Consider the following game matrix $$ \begin{array}{l|c|c} & \textbf{S} & \textbf{G} \\ \hline \textbf{S} & (-2,-2) & (-6, -1) \\ \hline \textbf{G} & (-1,-6) & (-4, -4) \end{array} $$ which corresponds to the well-known prisonder's dilemma. Now a Nash Equilibrium by using pure strategies would be (G,G) cause by choosing them neither can improve his outcome by unilaterally changing his strategy.
Now I wanted to calculate a Nash Equilibrium for mixed strategies using this payoff-matrix. (I am using an algorithm proposed at the German wikipedia Article on Nash-Equilibrium). So, I am looking for a mixed strategy for player II which makes player I indifferent regarding his strategy choices, and vice versa.

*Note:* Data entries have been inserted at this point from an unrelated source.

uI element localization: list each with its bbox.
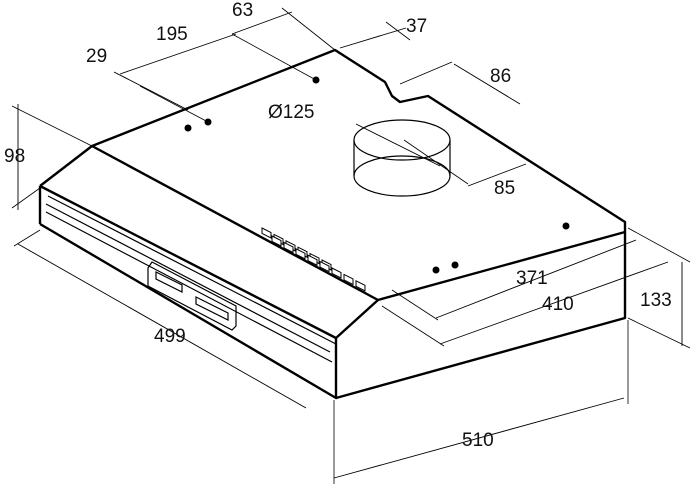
label-98: 98 [4,146,25,167]
ext-line-133-top [627,227,691,263]
ext-line-371 [391,289,439,321]
duct-outlet [353,119,451,197]
ext-line-98-top [11,105,93,147]
mounting-hole [432,266,440,274]
mounting-hole [562,222,570,230]
dimension-labels: 510 499 133 98 410 371 Ø125 85 86 37 63 … [4,0,672,451]
hood-right-side [335,232,627,400]
label-85: 85 [494,178,515,199]
mounting-holes [184,76,570,274]
dim-line-63 [231,11,293,35]
vent-slot [319,260,330,273]
ext-line-63 [281,7,341,55]
ext-line-37 [385,21,411,41]
dim-line-86 [453,63,521,105]
ext-line-195 [231,33,317,81]
hood-body [38,48,627,400]
ext-line-85 [403,139,469,185]
label-499: 499 [154,326,186,347]
ext-line-86 [399,61,453,85]
control-slider-left [155,271,183,293]
dim-line-410 [439,261,669,345]
outlet-top-ring [353,119,451,161]
vent-slot [307,254,318,267]
control-slider-right [195,296,229,321]
mounting-hole [184,124,192,132]
mounting-hole [451,261,459,269]
dim-line-195 [119,33,237,75]
dim-line-499 [17,243,307,409]
vent-slot [261,227,272,239]
label-86: 86 [490,66,511,87]
ext-line-133-bottom [627,317,691,349]
dim-line-85 [467,163,527,187]
label-37: 37 [406,16,427,37]
vent-slot [343,273,354,286]
label-29: 29 [86,46,107,67]
dimension-lines [11,7,691,484]
vent-slot [331,267,342,279]
vent-slot [283,241,294,254]
label-63: 63 [232,0,253,21]
label-195: 195 [156,24,188,45]
ext-line-98-bottom [11,187,41,209]
vent-slots [261,227,366,292]
dim-line-371 [435,239,637,319]
dim-line-510 [333,397,625,479]
dim-line-diameter [355,123,441,167]
vent-slot [295,247,306,260]
dim-line-37 [339,27,407,49]
ext-line-499 [13,229,41,247]
vent-slot [355,279,366,292]
vent-slot [271,235,282,247]
label-133: 133 [640,290,672,311]
control-panel [147,261,237,331]
dim-line-29 [113,71,189,111]
hood-front-top-edge [39,145,93,187]
ext-line-29 [139,85,209,123]
hood-top-outline [90,48,627,302]
hood-front-bevel [91,145,379,301]
label-diameter: Ø125 [268,102,314,123]
label-510: 510 [462,430,494,451]
label-410: 410 [542,294,574,315]
hood-front-inner-lines [45,195,337,363]
label-371: 371 [516,268,548,289]
control-panel-outline [147,261,237,331]
ext-line-410 [381,305,445,347]
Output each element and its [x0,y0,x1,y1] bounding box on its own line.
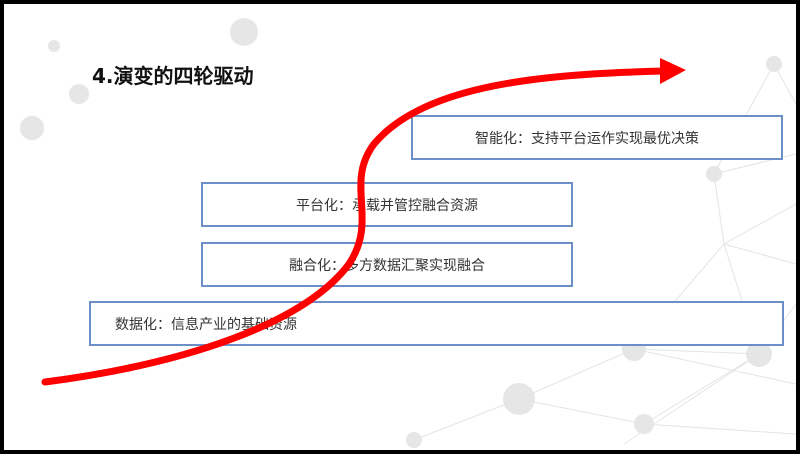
stage-label: 平台化：承载并管控融合资源 [296,197,478,214]
stage-box-fusion: 融合化：多方数据汇聚实现融合 [201,242,573,287]
slide-title: 4.演变的四轮驱动 [92,64,254,88]
stage-label: 智能化：支持平台运作实现最优决策 [475,130,699,147]
stage-box-data: 数据化：信息产业的基础资源 [89,301,784,346]
stage-box-platform: 平台化：承载并管控融合资源 [201,182,573,227]
slide: 4.演变的四轮驱动 智能化：支持平台运作实现最优决策 平台化：承载并管控融合资源… [4,4,796,450]
network-background-decoration [20,18,796,448]
stage-label: 融合化：多方数据汇聚实现融合 [289,257,485,274]
red-curve [41,67,668,386]
arrow-head-icon [660,58,686,84]
evolution-arrow-curve [41,58,686,386]
stage-box-intelligent: 智能化：支持平台运作实现最优决策 [411,115,783,160]
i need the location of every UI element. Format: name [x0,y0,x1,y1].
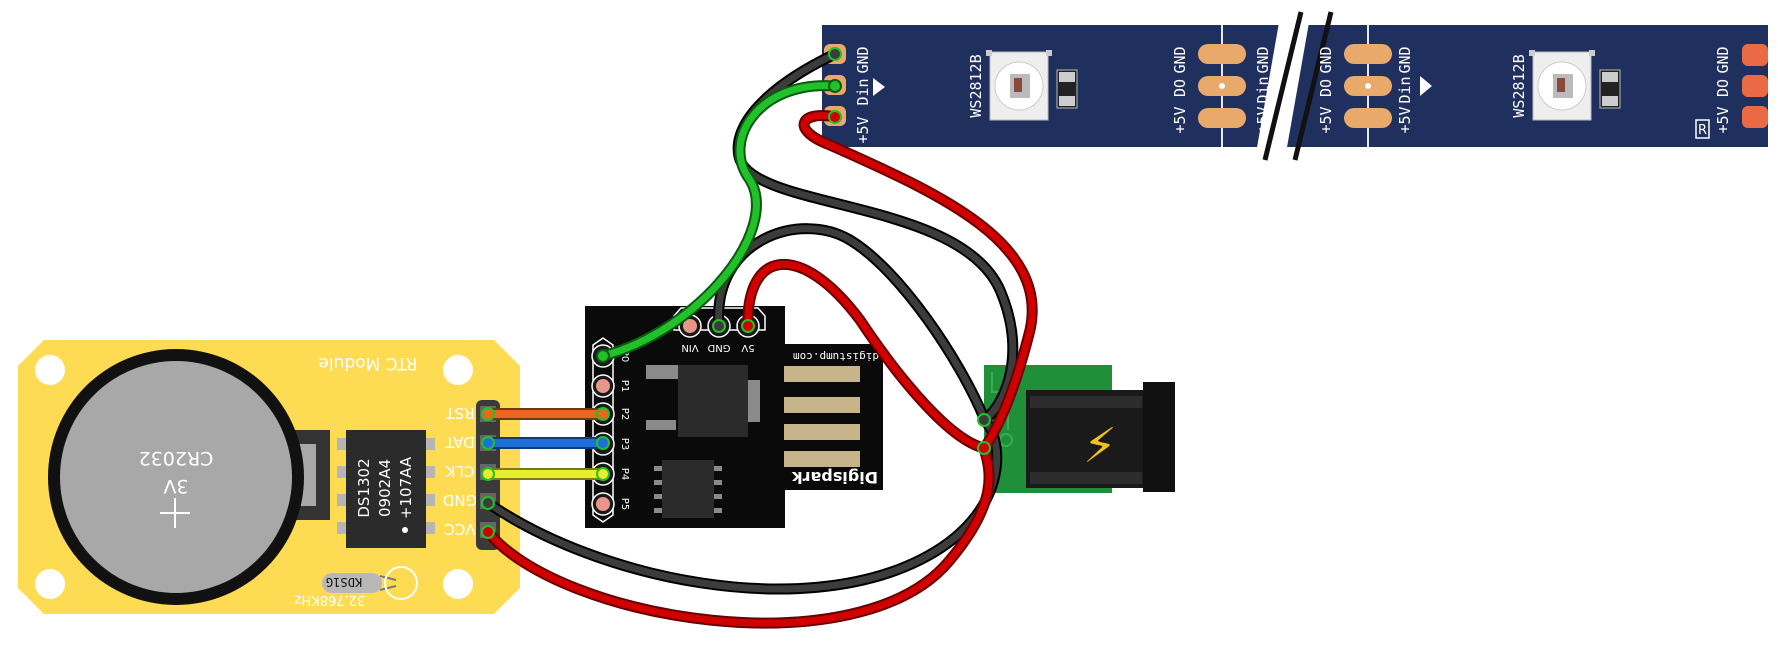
pin-p3: P3 [619,438,630,450]
mount-hole [443,569,473,599]
crystal-frequency: 32.768KHz [295,592,366,607]
svg-text:+5V: +5V [1396,106,1414,133]
ds1302-chip: DS1302 0902A4 +107AA [337,430,435,548]
svg-text:GND: GND [1171,46,1189,73]
svg-text:GND: GND [1317,46,1335,73]
din-arrow-icon [873,78,885,96]
pad-label-din: Din [854,78,872,105]
strip-pad-labels-mid-right: GND DO +5V [1317,46,1335,133]
pin-5v: 5V [741,342,754,353]
svg-text:DO: DO [1317,79,1335,97]
rtc-pin-labels: RST DAT CLK GND VCC [443,404,477,538]
pin-p4: P4 [619,468,630,480]
jack-barrel [1143,382,1175,492]
svg-text:GND: GND [1254,46,1272,73]
digispark-board: P0 P1 P2 P3 P4 P5 VIN GND 5V [585,306,883,528]
svg-text:GND: GND [1396,46,1414,73]
pin-p1: P1 [619,380,630,392]
power-jack: ⚡ [984,365,1175,493]
rtc-title: RTC Module [318,353,417,373]
wires [481,47,1038,629]
corner-mark: R [1698,123,1707,138]
chip-line-3: +107AA [397,456,415,519]
wire-red-digispark-5v [742,259,990,454]
mount-hole [35,355,65,385]
strip-pad-labels-mid-left: GND DO +5V [1171,46,1189,133]
strip-pad-labels-right: GND DO +5V [1714,46,1732,133]
attiny85-chip [654,460,722,518]
battery-labels: 3V CR2032 [139,447,214,497]
led-2: WS2812B [1510,50,1621,121]
din-arrow-icon-2 [1420,76,1432,96]
svg-text:DO: DO [1171,79,1189,97]
led-1: WS2812B [967,50,1078,121]
led-strip: GND Din +5V WS2812B GND DO +5V [822,0,1768,170]
pin-label-vcc: VCC [444,520,475,538]
pin-p2: P2 [619,408,630,420]
svg-text:Din: Din [1396,76,1414,103]
digistump-url: digistump.com [793,350,879,363]
pin-label-dat: DAT [444,433,474,451]
wire-black-rtc-gnd [482,414,1003,595]
usb-contacts [784,366,860,467]
registered-mark-icon: R [1695,119,1710,139]
chip-line-2: 0902A4 [376,459,394,517]
led-1-chip-label: WS2812B [967,54,985,117]
strip-solder-pads-1 [1198,44,1246,128]
mount-hole [35,569,65,599]
pin-gnd: GND [707,342,730,353]
wire-endpoints [481,47,991,539]
svg-text:+5V: +5V [1171,106,1189,133]
chip-line-1: DS1302 [355,458,373,517]
break-line-right [1292,11,1334,161]
battery-model: CR2032 [139,447,214,469]
svg-text:+5V: +5V [1714,106,1732,133]
crystal-part: KDS1G [326,575,362,589]
plus-icon [160,498,190,528]
pin-vin: VIN [681,342,698,353]
svg-text:+5V: +5V [1317,106,1335,133]
strip-pad-labels-mid-right2: GND Din +5V [1396,46,1414,133]
cr2032-battery [60,361,292,593]
pad-label-gnd: GND [854,46,872,73]
pin-label-gnd: GND [443,491,477,509]
strip-solder-pads-2 [1344,44,1392,128]
strip-pad-labels-left: GND Din +5V [854,46,872,143]
strip-output-pads [1742,44,1768,128]
power-pin-labels: VIN GND 5V [681,342,754,353]
wire-green-strip-din [597,80,841,362]
svg-text:DO: DO [1714,79,1732,97]
pin-p0: P0 [619,350,630,362]
digispark-brand: Digispark [792,468,878,487]
pad-label-5v: +5V [854,116,872,143]
break-line-left [1262,11,1304,161]
wire-red-strip-5v [798,110,1038,454]
rtc-module: RTC Module 3V CR2032 DS1302 0902A4 [18,340,520,614]
wire-red-rtc-vcc [482,442,995,629]
svg-text:GND: GND [1714,46,1732,73]
battery-voltage: 3V [163,475,188,497]
voltage-regulator [646,365,760,437]
lightning-icon: ⚡ [1083,418,1117,474]
pin-p5: P5 [619,498,630,510]
pin-label-rst: RST [445,404,475,422]
digispark-pin-labels: P0 P1 P2 P3 P4 P5 [619,350,630,510]
led-2-chip-label: WS2812B [1510,54,1528,117]
crystal-oscillator: KDS1G 32.768KHz [295,566,418,607]
mount-hole [443,355,473,385]
pin-label-clk: CLK [445,462,475,480]
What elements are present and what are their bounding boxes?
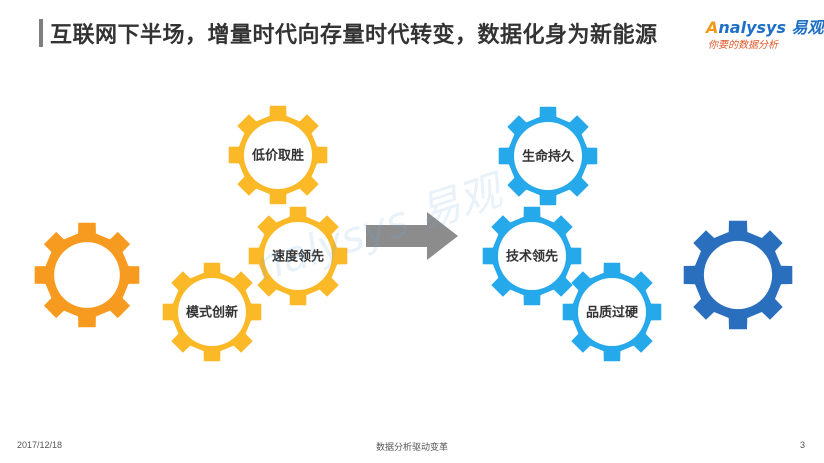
- logo-brand: Analysys 易观: [706, 14, 824, 38]
- gear-life-label: 生命持久: [522, 149, 575, 165]
- gear-capital: 资本驱动: [34, 222, 140, 328]
- gear-quality-label: 品质过硬: [586, 305, 639, 321]
- gear-tech-label: 技术领先: [506, 249, 558, 265]
- gear-model-shape: [162, 262, 262, 362]
- gear-tech: 技术领先: [482, 206, 582, 306]
- gear-speed-label: 速度领先: [272, 249, 324, 265]
- gear-low-price-shape: [228, 105, 328, 205]
- page-number: 3: [800, 440, 806, 450]
- gear-model: 模式创新: [162, 262, 262, 362]
- gear-low-price: 低价取胜: [228, 105, 328, 205]
- gear-speed: 速度领先: [248, 206, 348, 306]
- transition-arrow: [366, 212, 458, 260]
- gear-life: 生命持久: [498, 106, 598, 206]
- logo-tagline: 你要的数据分析: [708, 40, 778, 51]
- gear-life-shape: [498, 106, 598, 206]
- page-title: 互联网下半场，增量时代向存量时代转变，数据化身为新能源: [50, 23, 658, 48]
- gear-capital-shape: [34, 222, 140, 328]
- footer-date: 2017/12/18: [17, 440, 63, 450]
- gear-quality-shape: [562, 262, 662, 362]
- gear-speed-shape: [248, 206, 348, 306]
- logo-brand-prefix: A: [706, 18, 719, 37]
- gear-data-shape: [683, 220, 793, 330]
- gear-tech-shape: [482, 206, 582, 306]
- footer-center-text: 数据分析驱动变革: [376, 442, 449, 452]
- gear-capital-label: 资本驱动: [72, 257, 102, 295]
- logo-brand-text: nalysys 易观: [718, 18, 824, 37]
- analysys-logo: Analysys 易观 你要的数据分析: [706, 14, 824, 56]
- gear-model-label: 模式创新: [186, 305, 238, 321]
- gear-data: 数据驱动: [683, 220, 793, 330]
- title-accent-bar: [39, 19, 43, 47]
- gear-quality: 品质过硬: [562, 262, 662, 362]
- gear-low-price-label: 低价取胜: [251, 148, 304, 164]
- gear-data-label: 数据驱动: [723, 257, 753, 295]
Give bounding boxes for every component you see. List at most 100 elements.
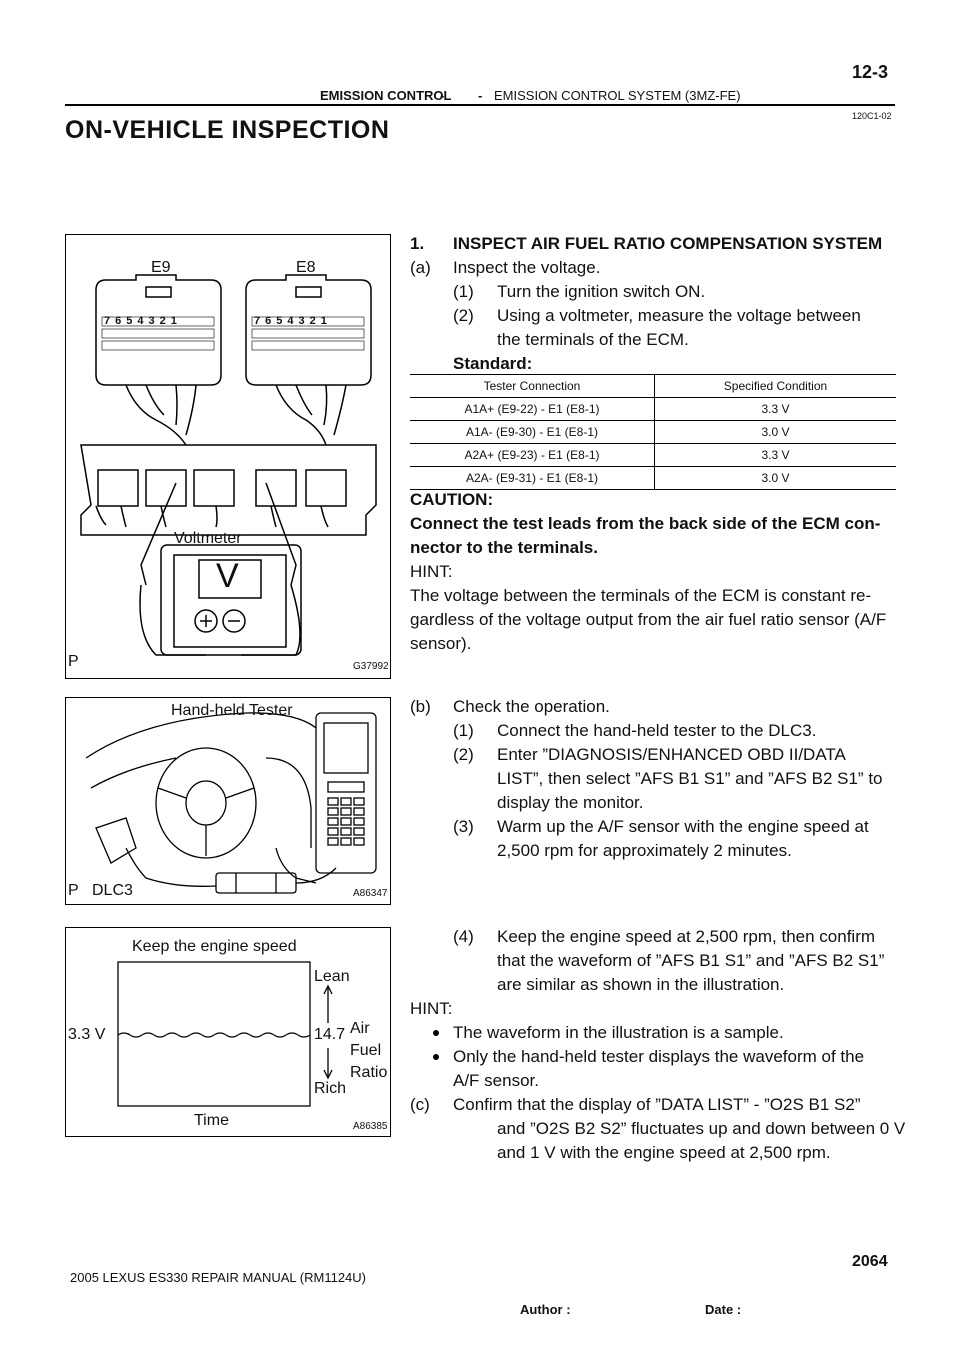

Let $q$ be the probability that player II chooses $S$ and accordingly $(1-q)$ that he chooses $G$, then the expected values for player I are \begin{align*} EV(I | S) & = (-2)q + (-6)(1-q) \qquad \textrm{if he chooses $S$} \\ EV(I | G) & = (-1)q + (-4)(1-q) \qquad \textrm{if he chooses $G$} \end{align*} (I use the notation $EV(I | S)$ to mean, expected value of player $I$ when he chooses $S$ and so on).
Equating them, to find the probablities for player II which make player I indifferent, I have to solve $$ -2q - 6(1-q) = -q - 4(1-q) $$ which has the solution $q = 2$, which is impossible since q should be a probablity, so with the additional restriction $0 \le q \le 1$ it has no solution? But I heard that Nash-Equilibrium for mixed strategies always exists in finite games, so what did I wrong?